Mehr als die Hälfte der Ostschweizer Unternehmen bewertet die Geschäftslage als gut und kein einziges Unternehmen als schlecht. Sowohl die Nachfrage als auch die Ertragslage haben sich stabil entwickelt. Der Druck auf die Margen hat nachgelassen. Die Wettbewerbspositionen konnten noch weiter verbessert werden.

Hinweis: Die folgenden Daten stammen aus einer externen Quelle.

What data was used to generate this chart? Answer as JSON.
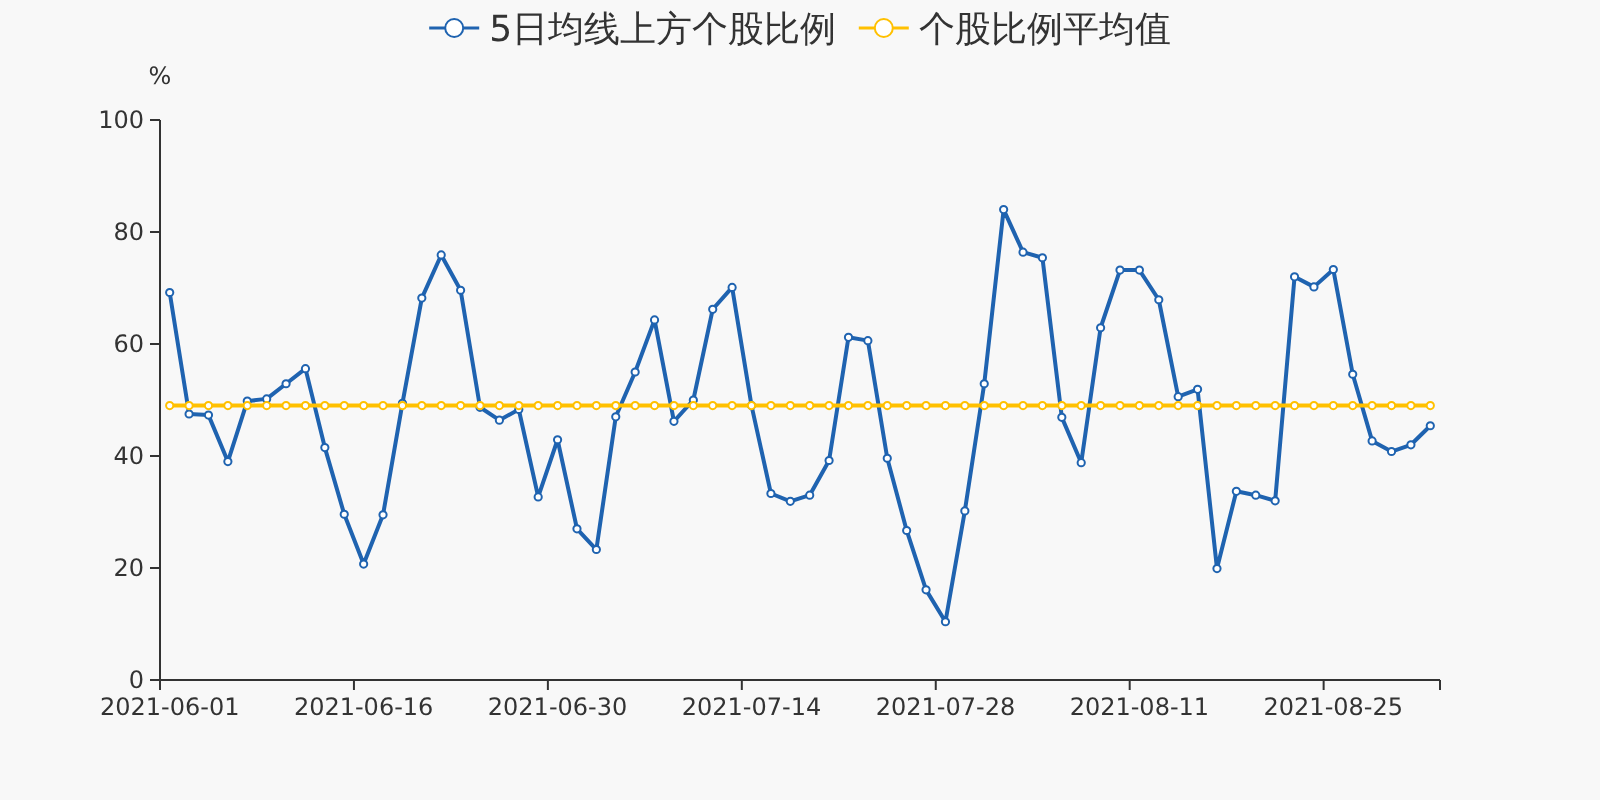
{
  "chart_data": {
    "type": "line",
    "categories": [
      "2021-06-01",
      null,
      null,
      null,
      null,
      null,
      null,
      null,
      null,
      null,
      "2021-06-16",
      null,
      null,
      null,
      null,
      null,
      null,
      null,
      null,
      null,
      "2021-06-30",
      null,
      null,
      null,
      null,
      null,
      null,
      null,
      null,
      null,
      "2021-07-14",
      null,
      null,
      null,
      null,
      null,
      null,
      null,
      null,
      null,
      "2021-07-28",
      null,
      null,
      null,
      null,
      null,
      null,
      null,
      null,
      null,
      "2021-08-11",
      null,
      null,
      null,
      null,
      null,
      null,
      null,
      null,
      null,
      "2021-08-25",
      null,
      null,
      null,
      null,
      null
    ],
    "series": [
      {
        "name": "5日均线上方个股比例",
        "color": "#1f63b0",
        "values": [
          69.2,
          47.5,
          47.3,
          39.0,
          49.8,
          50.2,
          52.9,
          55.6,
          41.5,
          29.6,
          20.7,
          29.5,
          49.4,
          68.2,
          75.9,
          69.6,
          48.7,
          46.4,
          48.3,
          32.7,
          42.9,
          27.0,
          23.3,
          47.0,
          55.0,
          64.3,
          46.2,
          50.0,
          66.2,
          70.1,
          49.0,
          33.3,
          31.9,
          33.0,
          39.2,
          61.2,
          60.6,
          39.6,
          26.7,
          16.1,
          10.4,
          30.2,
          52.9,
          84.0,
          76.4,
          75.4,
          46.9,
          38.8,
          62.9,
          73.2,
          73.2,
          67.9,
          50.6,
          51.9,
          19.9,
          33.7,
          33.0,
          32.0,
          72.0,
          70.2,
          73.3,
          54.6,
          42.7,
          40.8,
          42.0,
          45.4
        ]
      },
      {
        "name": "个股比例平均值",
        "color": "#ffc000",
        "values": [
          49,
          49,
          49,
          49,
          49,
          49,
          49,
          49,
          49,
          49,
          49,
          49,
          49,
          49,
          49,
          49,
          49,
          49,
          49,
          49,
          49,
          49,
          49,
          49,
          49,
          49,
          49,
          49,
          49,
          49,
          49,
          49,
          49,
          49,
          49,
          49,
          49,
          49,
          49,
          49,
          49,
          49,
          49,
          49,
          49,
          49,
          49,
          49,
          49,
          49,
          49,
          49,
          49,
          49,
          49,
          49,
          49,
          49,
          49,
          49,
          49,
          49,
          49,
          49,
          49,
          49
        ]
      }
    ],
    "ylabel": "%",
    "ylim": [
      0,
      100
    ],
    "yticks": [
      0,
      20,
      40,
      60,
      80,
      100
    ],
    "legend": "top",
    "marker": "circle",
    "line_style": "solid"
  }
}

Die hohe Nachfrage von Kundenseite zeigt sich auch beim Personalbestand. Dieser wurde in den ersten Monaten des Jahres gemäss Unternehmensrückmeldungen mehrheitlich ausgebaut. Trotzdem nennen fast vier von zehn Unternehmen einen Mangel an Arbeitskräfte als Hemmnis für ihre Geschäftstätigkeit. Auch in den kommenden Monaten planen die befragten Unternehmen daher ihren Personalbestand aufzustocken.
Das am häufigsten genannte Hemmnis für die Geschäftstätigkeit bleiben jedoch finanzielle Restriktionen. Dies dürfte unter anderem auf regulatorische Anpassungen im Zusammenhang mit Basel III zurückzuführen sein, die mit höheren Eigenkapitalanforderungen einhergehen.
Für die kommenden Monate ist die Ostschweizer Finanz- und Versicherungsindustrie optimistisch gestimmt. Während in der Gesamtschweiz mit einer stabilen Geschäftslage gerechnet wird, erwarten die Ostschweizer Unternehmen, dass sie ihre Geschäftslage noch weiter verbessern können.